According to aides familiar with the situation, Paul Teller, the RSC’s executive director, and top DeMint aides, including Communications Director Wesley Denton, have worked closely for years in coordinating their work.
DeMint has led efforts to coordinate with the House Republican Study Committee.
“We’ve worked a lot with the House guys,” DeMint said, particularly with regard to raising the debt ceiling. “I think a lot of the [conservative] folks feel like the plans that are being presented are more political than they are solving our debt problem.”
To a large degree, the cooperation makes sense: The RSC and the Steering Committee act as the conservative caucuses for their respective chambers, and the groups view themselves as the “conscience” of the GOP.
“A lot of us are frustrated that a few people go behind closed doors and try to make all of the decisions.

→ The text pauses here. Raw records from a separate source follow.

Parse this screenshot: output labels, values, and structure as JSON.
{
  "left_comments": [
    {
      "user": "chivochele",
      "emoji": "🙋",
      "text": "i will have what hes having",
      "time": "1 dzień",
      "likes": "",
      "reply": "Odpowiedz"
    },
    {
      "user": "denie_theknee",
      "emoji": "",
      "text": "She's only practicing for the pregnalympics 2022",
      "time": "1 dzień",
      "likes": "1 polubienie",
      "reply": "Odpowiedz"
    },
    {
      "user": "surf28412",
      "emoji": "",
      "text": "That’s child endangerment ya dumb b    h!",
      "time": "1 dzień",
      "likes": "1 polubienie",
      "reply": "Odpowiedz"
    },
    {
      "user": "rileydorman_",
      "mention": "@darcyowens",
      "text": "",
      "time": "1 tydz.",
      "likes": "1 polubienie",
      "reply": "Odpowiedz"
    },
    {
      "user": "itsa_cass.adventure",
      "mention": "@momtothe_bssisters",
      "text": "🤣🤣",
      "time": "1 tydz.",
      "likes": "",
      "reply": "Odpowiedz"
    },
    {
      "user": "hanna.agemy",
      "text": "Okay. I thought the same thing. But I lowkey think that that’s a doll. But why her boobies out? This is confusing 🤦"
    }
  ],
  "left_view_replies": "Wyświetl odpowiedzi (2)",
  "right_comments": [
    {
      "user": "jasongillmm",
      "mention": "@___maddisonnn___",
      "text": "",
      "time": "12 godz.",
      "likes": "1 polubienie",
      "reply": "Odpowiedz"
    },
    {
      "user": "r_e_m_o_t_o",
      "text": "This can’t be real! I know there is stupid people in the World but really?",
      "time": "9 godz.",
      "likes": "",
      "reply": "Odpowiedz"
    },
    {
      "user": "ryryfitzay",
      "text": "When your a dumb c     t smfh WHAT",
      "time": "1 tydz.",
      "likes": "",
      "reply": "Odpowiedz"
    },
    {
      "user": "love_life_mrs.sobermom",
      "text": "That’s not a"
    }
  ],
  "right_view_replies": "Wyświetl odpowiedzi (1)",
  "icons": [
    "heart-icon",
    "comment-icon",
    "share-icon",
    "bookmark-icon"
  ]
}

I am not sure that is going to work, because it’s not just us, but I think it is a whole lot of people around the country feel left out of the process. We try to be their voice here,” DeMint said, adding, “I think we’ve created our own table. I am not sure we have a seat at the table as much as we have another table.”
Since the November elections, which for the first time gave DeMint a natural base of four to six GOP conservatives in the Senate and swelled the ranks of the RSC in the House, both organizations have grown increasingly bold.
And as the debt fight heated up, Teller, Denton and activists formed a listserv to trade information, discuss strategy and map out how they would attack Democrats and Republicans.
The list included RSC and Steering Committee aides, aides to other Republican lawmakers in both chambers and a number of conservative activists and groups, including redstate.com blogger Erick Erickson, the Cut, Cap and Balance Coalition, Heritage Action for America and others.
According to aides familiar with the email group, Teller and other aides routinely used the listserv as a way to gin up opposition to leadership proposals — and not just those from within the House.